My personal brand of womanhood was so fragile at this time that the only way I could respect another girl was if she were exactly like me — i.e., nerdy, socially awkward and religiously conservative. I’m not proud of it, and neither was T-Swift, as we both felt the need to rebrand ourselves.

We, Taylor Swift and I, matured a bit. We embraced our female friends and became feminists. Swift released the immensely popular “Red” in 2012, and then “1989” in 2014, and I got a slightly more flattering haircut, learned how to get rid of my upper-lip hair and started my freshman year of college right after “Shake it Off” was released. Though I didn’t notice it at the time, Swift and my brand of feminism lacked inclusivity.

My brand of feminism and womanhood morphed from judging other women for being sexually liberated and “allowing themselves to be used by men” to judging other women for not being sexually liberated and “allowing themselves to be used by men.” There was no room in this dialogue for LBGTQ voices, for Muslim voices, for the voices of people of color.

Then 2016 happened, Kylie Jenner’s year of realizing things™. Swift famously overplayed her hand at white woman victimhood by throwing Kanye West under the bus in order to promote her own specific and exclusive brand of white feminism. And after it became known that 53 percent of white women had voted for Donald Trump, arguably all American white feminists also overplayed their hand.

It was a time of reckoning for cis white women who, up until this point, had probably always seen themselves as victims of a patriarchal culture of oppression. Communities of color had always criticized the particular brand of mainstream feminism for putting their problems on the back burner in order to focus on the issues plaguing the more privileged or for oppressing people of color in order to achieve their own goals (Alice Paul, Susan B. Anthony and other prominent feminists). But when Kim Kardashian published the video on Snapchat, these criticisms had, in my view, finally reached a realm where white women could easily see them and be affected by them.
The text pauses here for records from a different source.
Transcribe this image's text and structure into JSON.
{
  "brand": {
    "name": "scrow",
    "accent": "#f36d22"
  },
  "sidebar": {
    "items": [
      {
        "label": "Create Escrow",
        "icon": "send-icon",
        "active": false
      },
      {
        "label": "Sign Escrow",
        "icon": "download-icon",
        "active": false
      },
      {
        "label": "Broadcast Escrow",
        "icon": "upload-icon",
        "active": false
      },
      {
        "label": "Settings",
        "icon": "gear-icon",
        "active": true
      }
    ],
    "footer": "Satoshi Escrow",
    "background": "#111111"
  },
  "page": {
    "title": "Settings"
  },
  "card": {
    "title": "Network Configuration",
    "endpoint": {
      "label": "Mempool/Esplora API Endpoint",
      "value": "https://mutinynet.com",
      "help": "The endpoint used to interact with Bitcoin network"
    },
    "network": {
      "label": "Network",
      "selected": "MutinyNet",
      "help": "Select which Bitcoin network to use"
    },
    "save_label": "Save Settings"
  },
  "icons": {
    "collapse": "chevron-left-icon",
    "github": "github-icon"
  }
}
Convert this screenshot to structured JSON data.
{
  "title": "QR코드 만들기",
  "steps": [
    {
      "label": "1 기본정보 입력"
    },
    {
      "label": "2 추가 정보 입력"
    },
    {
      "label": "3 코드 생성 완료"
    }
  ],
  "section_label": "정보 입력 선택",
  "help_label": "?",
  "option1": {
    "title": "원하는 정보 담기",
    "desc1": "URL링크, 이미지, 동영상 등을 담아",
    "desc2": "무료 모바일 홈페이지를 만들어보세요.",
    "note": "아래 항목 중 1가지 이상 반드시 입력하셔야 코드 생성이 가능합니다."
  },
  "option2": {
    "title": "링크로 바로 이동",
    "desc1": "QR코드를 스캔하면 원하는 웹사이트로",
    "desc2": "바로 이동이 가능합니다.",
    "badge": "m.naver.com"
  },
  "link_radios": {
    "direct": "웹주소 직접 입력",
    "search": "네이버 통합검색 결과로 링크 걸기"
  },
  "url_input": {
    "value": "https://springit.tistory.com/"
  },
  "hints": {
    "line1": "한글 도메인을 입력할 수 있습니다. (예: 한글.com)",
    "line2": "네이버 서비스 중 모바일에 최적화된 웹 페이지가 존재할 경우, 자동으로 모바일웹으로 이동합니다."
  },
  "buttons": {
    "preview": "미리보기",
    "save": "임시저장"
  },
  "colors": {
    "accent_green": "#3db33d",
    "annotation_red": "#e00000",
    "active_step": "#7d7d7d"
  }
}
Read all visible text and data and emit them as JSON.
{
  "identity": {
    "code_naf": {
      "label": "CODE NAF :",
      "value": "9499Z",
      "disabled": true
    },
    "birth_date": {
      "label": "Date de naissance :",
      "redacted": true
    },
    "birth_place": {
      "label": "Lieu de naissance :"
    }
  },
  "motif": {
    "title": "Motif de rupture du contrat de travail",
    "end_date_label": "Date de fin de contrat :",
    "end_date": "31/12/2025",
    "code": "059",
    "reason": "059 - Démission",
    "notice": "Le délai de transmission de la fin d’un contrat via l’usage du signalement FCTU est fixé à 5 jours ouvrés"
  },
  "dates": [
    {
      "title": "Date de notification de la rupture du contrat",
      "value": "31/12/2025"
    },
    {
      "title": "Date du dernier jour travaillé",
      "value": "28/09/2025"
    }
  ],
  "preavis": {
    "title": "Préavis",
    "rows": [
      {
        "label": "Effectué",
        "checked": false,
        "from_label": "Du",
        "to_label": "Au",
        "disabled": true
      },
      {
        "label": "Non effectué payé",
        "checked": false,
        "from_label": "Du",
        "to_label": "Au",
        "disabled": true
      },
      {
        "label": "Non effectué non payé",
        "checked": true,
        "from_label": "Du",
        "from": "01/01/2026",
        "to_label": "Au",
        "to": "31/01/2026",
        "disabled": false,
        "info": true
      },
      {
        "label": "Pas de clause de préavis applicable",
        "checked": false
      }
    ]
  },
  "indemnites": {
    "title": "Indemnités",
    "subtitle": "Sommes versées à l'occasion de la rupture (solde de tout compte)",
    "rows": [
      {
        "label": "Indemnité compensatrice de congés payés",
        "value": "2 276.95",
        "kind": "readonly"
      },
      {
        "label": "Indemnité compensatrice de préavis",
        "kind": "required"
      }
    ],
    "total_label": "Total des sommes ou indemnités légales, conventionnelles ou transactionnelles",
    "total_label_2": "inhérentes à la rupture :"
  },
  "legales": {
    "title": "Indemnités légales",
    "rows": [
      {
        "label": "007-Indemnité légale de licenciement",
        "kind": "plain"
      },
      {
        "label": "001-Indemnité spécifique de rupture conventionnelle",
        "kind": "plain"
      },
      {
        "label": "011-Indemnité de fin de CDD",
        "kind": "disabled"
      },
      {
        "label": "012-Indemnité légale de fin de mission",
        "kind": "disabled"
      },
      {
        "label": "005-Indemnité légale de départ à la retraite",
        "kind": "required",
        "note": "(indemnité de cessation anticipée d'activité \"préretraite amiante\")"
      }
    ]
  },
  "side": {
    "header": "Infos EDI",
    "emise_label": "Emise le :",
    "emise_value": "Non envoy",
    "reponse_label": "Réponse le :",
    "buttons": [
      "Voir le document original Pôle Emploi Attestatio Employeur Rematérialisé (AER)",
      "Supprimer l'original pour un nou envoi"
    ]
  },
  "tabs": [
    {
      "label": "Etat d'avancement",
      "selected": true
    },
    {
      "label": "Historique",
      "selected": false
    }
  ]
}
I have always believed adults are people who can own up to their mistakes, apologize and then change their actions. For white women, this means acknowledging our part — and white feminism’s part — in the creation of a white supremacist system, refusing to talk over voices of color and supporting those who don’t have the type of privilege we do. When we were younger, we absolutely held problematic opinions toward feminism and race. And this, in essence, is part of growing up — realizing the error of your ways and seeking to correct that error in adulthood.

So skip to 2017, when I am currently being disappointed by “Reputation.” Instead of owning up to her actions, Swift refuses to apologize or take any type of responsibility for her public downfall. Instead of allowing her brand of feminism to grow and become more inclusive, she’s been slammed by the ACLU for threatening to sue a blogger who suggested she was respected in neo-Nazi circles. If Swift is to be the collective voice of white women, she is not giving us a very good reputation.

Swift’s brand of white femininity and white feminine victimhood has, most likely, followed us through our childhood, but it’s time for us to branch off. It’s 2017, Donald Trump is our president, a known white nationalist wants to speak on our campus and other racist incidents just continue to keep happening. It’s time we, cis white women, acknowledge the role we play in the creation of this racist system, because only then can we begin to deconstruct it.